It’s a Sunday evening many years ago. I’m newly married and my husband and I are watching a news show, 60 Minutes most likely, on the little bookshelf TV we’d sacrificed a good chunk of our budget to buy.
The camera pans a hopeless inner city neighborhood where crime is high and gangs tempt young men to affiliate. The story is about a prosecutor in this city. Among the run down houses and decrepit shopping centers stands a Catholic church, and the prosecutor in this story has chosen to make it his place of worship.
Cameras have been allowed inside to film him and we see the people of the neighborhood gathering for Sunday Mass. Grandmothers are thumbing their rosaries, young families are coaxing their toddlers into stillness and tough teenage boys in oversized NFL warmup jackets trudge in looking like they’d rather be anywhere else.
And then we see the prosecutor, a handsome Hispanic man in a camel overcoat.
He quietly enters alone and finds an open pew. He genuflects, pulls down a kneeler and folds his hands. He gazes at the large crucifix above the altar.
“I want them to see me here,” he says in a voiceover as the interview continues. He’s referring to the young men. The camera cuts to a face-to-face conversation with a reporter, now sitting with the prosecutor in his attorney’s office. He says he may be standing opposite one of those boys in a courtroom one day, and he wants them to know him first, to understand that he cares for them and that the faith is always there for them too.
Justice is necessary in a broken world, he says, but justice and mercy can meet.
At least that’s the meaning I took away from the interview in which “I want them to see me here” is the only sentence I can quote after all these years. The rest is paraphrase.
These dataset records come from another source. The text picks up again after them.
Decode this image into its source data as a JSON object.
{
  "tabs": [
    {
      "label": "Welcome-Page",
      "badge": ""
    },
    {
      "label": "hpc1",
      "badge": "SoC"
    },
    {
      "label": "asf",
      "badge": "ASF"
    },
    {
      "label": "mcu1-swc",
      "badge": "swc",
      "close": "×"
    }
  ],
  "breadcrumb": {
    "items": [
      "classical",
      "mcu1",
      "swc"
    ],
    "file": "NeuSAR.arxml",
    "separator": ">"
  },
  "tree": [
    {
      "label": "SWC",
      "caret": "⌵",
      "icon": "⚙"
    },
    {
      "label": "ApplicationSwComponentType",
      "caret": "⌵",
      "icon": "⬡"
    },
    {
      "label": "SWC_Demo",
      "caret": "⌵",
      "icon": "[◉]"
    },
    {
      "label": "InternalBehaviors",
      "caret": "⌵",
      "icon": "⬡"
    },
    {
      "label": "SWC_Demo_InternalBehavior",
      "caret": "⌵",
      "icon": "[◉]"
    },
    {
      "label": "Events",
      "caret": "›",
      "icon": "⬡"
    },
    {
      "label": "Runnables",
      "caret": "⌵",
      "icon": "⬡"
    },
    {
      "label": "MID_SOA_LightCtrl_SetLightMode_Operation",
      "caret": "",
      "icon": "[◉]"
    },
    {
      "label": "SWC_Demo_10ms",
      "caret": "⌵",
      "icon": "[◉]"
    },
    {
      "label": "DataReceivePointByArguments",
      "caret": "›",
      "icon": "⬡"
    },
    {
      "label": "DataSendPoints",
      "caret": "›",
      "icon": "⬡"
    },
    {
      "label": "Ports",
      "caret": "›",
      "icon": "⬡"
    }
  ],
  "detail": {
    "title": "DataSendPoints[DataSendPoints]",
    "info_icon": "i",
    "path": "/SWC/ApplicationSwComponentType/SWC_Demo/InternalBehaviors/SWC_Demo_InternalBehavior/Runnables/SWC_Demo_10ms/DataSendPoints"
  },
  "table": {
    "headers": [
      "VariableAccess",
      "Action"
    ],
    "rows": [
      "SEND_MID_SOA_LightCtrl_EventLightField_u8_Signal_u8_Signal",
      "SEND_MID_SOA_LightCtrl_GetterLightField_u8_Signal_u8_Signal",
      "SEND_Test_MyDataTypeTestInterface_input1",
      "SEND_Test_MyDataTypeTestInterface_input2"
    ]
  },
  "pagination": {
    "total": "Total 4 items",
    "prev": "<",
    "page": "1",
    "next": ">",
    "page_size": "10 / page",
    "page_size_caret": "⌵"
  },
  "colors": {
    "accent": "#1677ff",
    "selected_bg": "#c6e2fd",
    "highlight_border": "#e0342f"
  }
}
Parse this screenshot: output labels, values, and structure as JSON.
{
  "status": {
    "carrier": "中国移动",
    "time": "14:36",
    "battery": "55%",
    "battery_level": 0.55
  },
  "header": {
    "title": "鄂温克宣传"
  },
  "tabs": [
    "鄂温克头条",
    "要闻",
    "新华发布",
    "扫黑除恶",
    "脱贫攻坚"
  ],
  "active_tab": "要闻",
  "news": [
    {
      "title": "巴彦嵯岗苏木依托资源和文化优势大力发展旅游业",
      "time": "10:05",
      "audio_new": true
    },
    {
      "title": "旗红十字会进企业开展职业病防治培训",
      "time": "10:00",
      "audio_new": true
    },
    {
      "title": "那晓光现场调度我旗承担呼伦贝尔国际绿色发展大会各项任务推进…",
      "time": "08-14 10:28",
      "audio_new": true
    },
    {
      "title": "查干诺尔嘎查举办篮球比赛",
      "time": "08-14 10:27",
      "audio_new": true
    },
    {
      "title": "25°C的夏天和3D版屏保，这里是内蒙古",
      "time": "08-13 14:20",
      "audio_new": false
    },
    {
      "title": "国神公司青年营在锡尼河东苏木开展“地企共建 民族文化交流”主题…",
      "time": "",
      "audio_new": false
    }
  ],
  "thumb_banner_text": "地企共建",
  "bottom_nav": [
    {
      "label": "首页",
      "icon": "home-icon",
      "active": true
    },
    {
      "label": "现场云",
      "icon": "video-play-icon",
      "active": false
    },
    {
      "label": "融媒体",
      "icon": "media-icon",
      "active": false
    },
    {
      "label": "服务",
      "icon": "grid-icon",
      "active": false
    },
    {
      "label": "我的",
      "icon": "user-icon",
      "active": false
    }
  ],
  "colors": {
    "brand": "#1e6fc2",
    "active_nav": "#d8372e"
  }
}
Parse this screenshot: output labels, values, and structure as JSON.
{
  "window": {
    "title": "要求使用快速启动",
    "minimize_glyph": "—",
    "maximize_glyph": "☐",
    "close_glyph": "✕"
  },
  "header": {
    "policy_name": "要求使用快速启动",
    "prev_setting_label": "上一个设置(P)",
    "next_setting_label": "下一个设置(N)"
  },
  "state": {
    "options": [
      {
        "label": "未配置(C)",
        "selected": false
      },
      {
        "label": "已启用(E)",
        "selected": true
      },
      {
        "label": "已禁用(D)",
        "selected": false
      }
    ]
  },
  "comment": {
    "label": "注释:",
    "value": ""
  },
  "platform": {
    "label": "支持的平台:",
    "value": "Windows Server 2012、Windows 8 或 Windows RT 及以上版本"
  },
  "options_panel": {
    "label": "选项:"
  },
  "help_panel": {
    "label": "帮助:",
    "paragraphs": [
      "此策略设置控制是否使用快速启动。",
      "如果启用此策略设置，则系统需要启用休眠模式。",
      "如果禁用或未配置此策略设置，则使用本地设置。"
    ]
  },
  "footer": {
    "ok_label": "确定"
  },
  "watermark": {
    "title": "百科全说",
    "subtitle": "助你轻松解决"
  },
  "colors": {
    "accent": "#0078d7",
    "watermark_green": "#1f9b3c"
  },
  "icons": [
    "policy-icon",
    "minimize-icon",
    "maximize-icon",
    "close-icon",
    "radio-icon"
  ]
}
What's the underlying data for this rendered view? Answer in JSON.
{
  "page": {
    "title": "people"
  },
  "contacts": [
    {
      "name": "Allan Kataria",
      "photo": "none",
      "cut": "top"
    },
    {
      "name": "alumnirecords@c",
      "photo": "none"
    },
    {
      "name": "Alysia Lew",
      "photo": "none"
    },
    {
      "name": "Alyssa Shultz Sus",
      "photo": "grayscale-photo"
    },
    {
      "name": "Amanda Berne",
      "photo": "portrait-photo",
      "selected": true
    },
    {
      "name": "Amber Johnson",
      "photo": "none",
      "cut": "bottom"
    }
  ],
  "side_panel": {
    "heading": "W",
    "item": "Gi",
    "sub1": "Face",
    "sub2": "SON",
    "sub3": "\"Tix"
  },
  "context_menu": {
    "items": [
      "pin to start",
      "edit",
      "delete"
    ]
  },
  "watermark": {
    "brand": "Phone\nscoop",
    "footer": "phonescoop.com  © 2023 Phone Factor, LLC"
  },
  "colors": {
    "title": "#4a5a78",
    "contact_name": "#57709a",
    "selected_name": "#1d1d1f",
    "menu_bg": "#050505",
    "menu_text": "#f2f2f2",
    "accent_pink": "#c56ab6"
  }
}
It is really the image of that man on his knees that is still with me, his straightforward act of public adoration and his desire that the youth of this neighborhood know this is where he gets his strength and compassion.
That man, whose name I don’t even know, inspired in me a love for Catholic churches as places where you could publicly kneel and contemplate the suffering Christ. He was a living icon.
Living icons are indispensable witnesses to Christian hope.
In a time when few are open to reasoned arguments about anything religious, it’s more important than ever to consider the iconic effect our lives are having on those around us..
“No man is an island/Entire of itself,” the Anglican poet John Donne declares in one of the best loved poems in the English language.
“Every man is a piece of the continent/A part of the main….Any man’s death diminishes me/Because I am involved in mankind.
The daily headlines of atrocities in two wars diminish me to helplessness, but the fact that the faithful action of a man I never met can encourage my heart decades after I saw him on TV speaks of the truth of human interconnection and the power of worship in community.
“Donne expresses a profound awareness that his relationship with God ties him to the whole of humanity,” writes Father Robert Spitzer in Escape from Evil’s Darkness. “We are all involved with one another…within a spiritual fabric that unites us:
“Human beings are not only interpersonal; they are transcendentally and spiritually interrelated–everyone is intertwined with everyone else.”
When I listen to the news about war in the Middle East and the ongoing horror in Ukraine, there’s no “quick take” on the news that will stop the slaughter. There is no pundit who can wrap it all up for us so we can go back to our chosen forms of self-medication and complacency, feeling like we have a grip on the situation.
There’s no flag you can put on your Facebook profile that will accomplish world peace or change anybody’s mind if they see the situation differently than you do.
But there is power in your every action today, here, in the world where you actually live and interact with others.
There are doors you can hold, meals you can make, eyes you can meet with a smile. And there are public places even now where you can kneel and pray in communion with those around you. The effect of your action is real, though you may never see the result.
Faithful action, no matter how small, matters.
Not long ago I read online a simple story of an iconic moment shared by an immigrant woman. She was reflecting on a time when she was strongly tempted to abandon her Catholic faith. New to her parish, she felt so out of place and alone in the church that one Sunday morning as the entrance procession began, she got up and walked out, determined to never return.
As she bitterly descended the steps outside the church, a well dressed woman whom she recognized by her active presence in the parish was rushing up the stairs, obviously late to Mass. Still, the woman smiled at her with a kindness that spoke of the reality of Christ. The two didn’t speak that day; one went in the church and the other went out.
But the joy in that smile calmed the immigrant woman’s heart and encouraged her just enough that she returned to church the following Sunday and remained actively participating as a praying member of the community.
She’d seen a living icon, and she became one too.
“The enlightenment ideal of human autonomy is not only false, but a radical underestimation of the significance and value of every human being,” Spitzer comments, noting the truth in John Donne’s intuition.
Our common human bond is enhanced when we join with others in faith that we are members of the living Body of Christ, serving each other, receiving spiritual guidance, learning how to pray. Our common life translates us into a living iconography that disrupts the darkness and brings hope in the most unexpected places.
Every man’s death diminishes me, but each act of faith increases mine.
That’s just one of many reasons why I still show up at church, where I receive Christ in communion and others in my little hometown can see me on my knees.
And where I can see them. We need each other’s presence now more than ever.